Induction and repair of DNA strand breaks in bovine lens epithelial cells after high LET irradiation

C Baumstark-Khan, J Heilmann, H Rink
Advances in Space Research: the Official Journal of the Committee on Space Research (COSPAR) 2003, 31 (6): 1583-91
The lens epithelium is the initiation site for the development of radiation induced cataracts. Radiation in the cortex and nucleus interacts with proteins, while in the epithelium, experimental results reveal mutagenic and cytotoxic effects. It is suggested that incorrectly repaired DNA damage may be lethal in terms of cellular reproduction and also may initiate the development of mutations or transformations in surviving cells. The occurrence of such genetically modified cells may lead to lens opacification. For a quantitative risk estimation for astronauts and space travelers it is necessary to know the relative biological effectiveness (RBE), because the spacial and temporal distribution of initial physical damage induced by cosmic radiation differ significantly from that of X-rays.
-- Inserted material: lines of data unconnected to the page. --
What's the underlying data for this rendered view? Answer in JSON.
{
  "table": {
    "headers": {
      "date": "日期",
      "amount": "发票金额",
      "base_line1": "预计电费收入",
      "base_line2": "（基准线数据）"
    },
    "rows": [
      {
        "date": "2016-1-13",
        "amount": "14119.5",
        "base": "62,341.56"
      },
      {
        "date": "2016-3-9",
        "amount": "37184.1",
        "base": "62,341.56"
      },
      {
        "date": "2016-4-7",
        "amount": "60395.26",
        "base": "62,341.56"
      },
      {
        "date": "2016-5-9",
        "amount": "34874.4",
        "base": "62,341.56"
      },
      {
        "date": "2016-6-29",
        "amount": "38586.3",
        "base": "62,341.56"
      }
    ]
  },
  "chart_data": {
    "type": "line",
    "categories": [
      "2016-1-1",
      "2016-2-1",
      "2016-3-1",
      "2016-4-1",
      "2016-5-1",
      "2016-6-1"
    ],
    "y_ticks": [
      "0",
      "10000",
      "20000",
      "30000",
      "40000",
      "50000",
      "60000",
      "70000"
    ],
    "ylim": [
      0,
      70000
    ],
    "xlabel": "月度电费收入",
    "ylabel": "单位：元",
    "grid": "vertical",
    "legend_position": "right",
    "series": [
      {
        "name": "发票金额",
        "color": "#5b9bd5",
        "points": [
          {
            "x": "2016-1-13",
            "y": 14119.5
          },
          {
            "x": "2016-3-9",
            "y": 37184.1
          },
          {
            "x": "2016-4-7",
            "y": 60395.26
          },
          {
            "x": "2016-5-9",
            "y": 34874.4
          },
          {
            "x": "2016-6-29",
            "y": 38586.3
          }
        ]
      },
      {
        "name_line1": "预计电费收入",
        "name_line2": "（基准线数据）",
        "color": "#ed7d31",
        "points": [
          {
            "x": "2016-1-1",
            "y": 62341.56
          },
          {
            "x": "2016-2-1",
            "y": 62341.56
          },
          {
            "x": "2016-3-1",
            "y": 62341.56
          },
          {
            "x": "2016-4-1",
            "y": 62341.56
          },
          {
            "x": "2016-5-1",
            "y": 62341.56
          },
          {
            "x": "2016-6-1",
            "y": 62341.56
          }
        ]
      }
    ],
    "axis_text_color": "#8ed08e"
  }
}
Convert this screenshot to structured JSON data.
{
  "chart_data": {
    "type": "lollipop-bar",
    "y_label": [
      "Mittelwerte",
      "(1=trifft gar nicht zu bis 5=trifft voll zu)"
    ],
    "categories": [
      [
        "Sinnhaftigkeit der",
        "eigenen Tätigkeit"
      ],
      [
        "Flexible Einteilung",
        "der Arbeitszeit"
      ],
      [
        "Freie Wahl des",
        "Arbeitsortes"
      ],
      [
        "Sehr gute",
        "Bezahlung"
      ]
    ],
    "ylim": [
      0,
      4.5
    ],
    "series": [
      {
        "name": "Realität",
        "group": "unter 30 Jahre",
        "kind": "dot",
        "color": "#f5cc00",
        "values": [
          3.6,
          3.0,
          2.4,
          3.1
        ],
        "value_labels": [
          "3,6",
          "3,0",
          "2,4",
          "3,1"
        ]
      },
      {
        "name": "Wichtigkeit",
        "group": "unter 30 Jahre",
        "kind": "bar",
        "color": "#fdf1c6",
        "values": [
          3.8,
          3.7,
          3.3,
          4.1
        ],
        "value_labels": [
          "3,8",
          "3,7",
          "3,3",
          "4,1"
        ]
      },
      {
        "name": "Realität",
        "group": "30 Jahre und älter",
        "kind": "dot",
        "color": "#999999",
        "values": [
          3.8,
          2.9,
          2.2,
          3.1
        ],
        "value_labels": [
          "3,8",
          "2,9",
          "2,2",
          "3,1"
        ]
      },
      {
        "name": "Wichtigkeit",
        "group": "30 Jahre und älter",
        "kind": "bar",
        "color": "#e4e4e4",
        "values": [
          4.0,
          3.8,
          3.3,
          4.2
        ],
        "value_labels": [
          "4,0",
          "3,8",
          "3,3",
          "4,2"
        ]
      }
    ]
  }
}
RBEs for the induction of DNA strand breaks and the efficiency of repair of these breaks were measured in cultured diploid bovine lens epithelial cells exposed to different LET irradiation to either 300 kV X-rays or to heavy ions at the UNILAC accelerator at GSI. Accelerated ions from Z=8 (O) to Z=92 (U) were used. Strand breaks were measured by hydroxyapatite chromatography of alkaline unwound DNA (overall strand breaks). Results showed that DNA damage occurs as a function of dose, of kinetic energy and of LET. For particles having the same LET the severity of the DNA damage increases with dose. For a given particle dose, as the LET rises, the numbers of DNA strand breaks increase to a maximum and then reach a plateau or decrease. Repair kinetics depend on the fluence (irradiation dose). At any LET value, repair is much slower after heavy ion exposure than after X-irradiation. For ions with an LET of less than 10,000 keV micrometers-1 more than 90 percent of the strand breaks induced are repaired within 24 hours. At higher particle fluences, especially for low energetic particles with a very high local density of energy deposition within the particle track, a higher proportion of non-rejoined breaks is found, even after prolonged periods of incubation. At the highest LET value (16,300 keV micrometers-1) no significant repair is observed. These LET-dependencies are consistent with the current mechanistic model for radiation induced cataractogenesis which postulates that genomic damage to the surviving fraction of epithelial cells is responsible for lens opacification.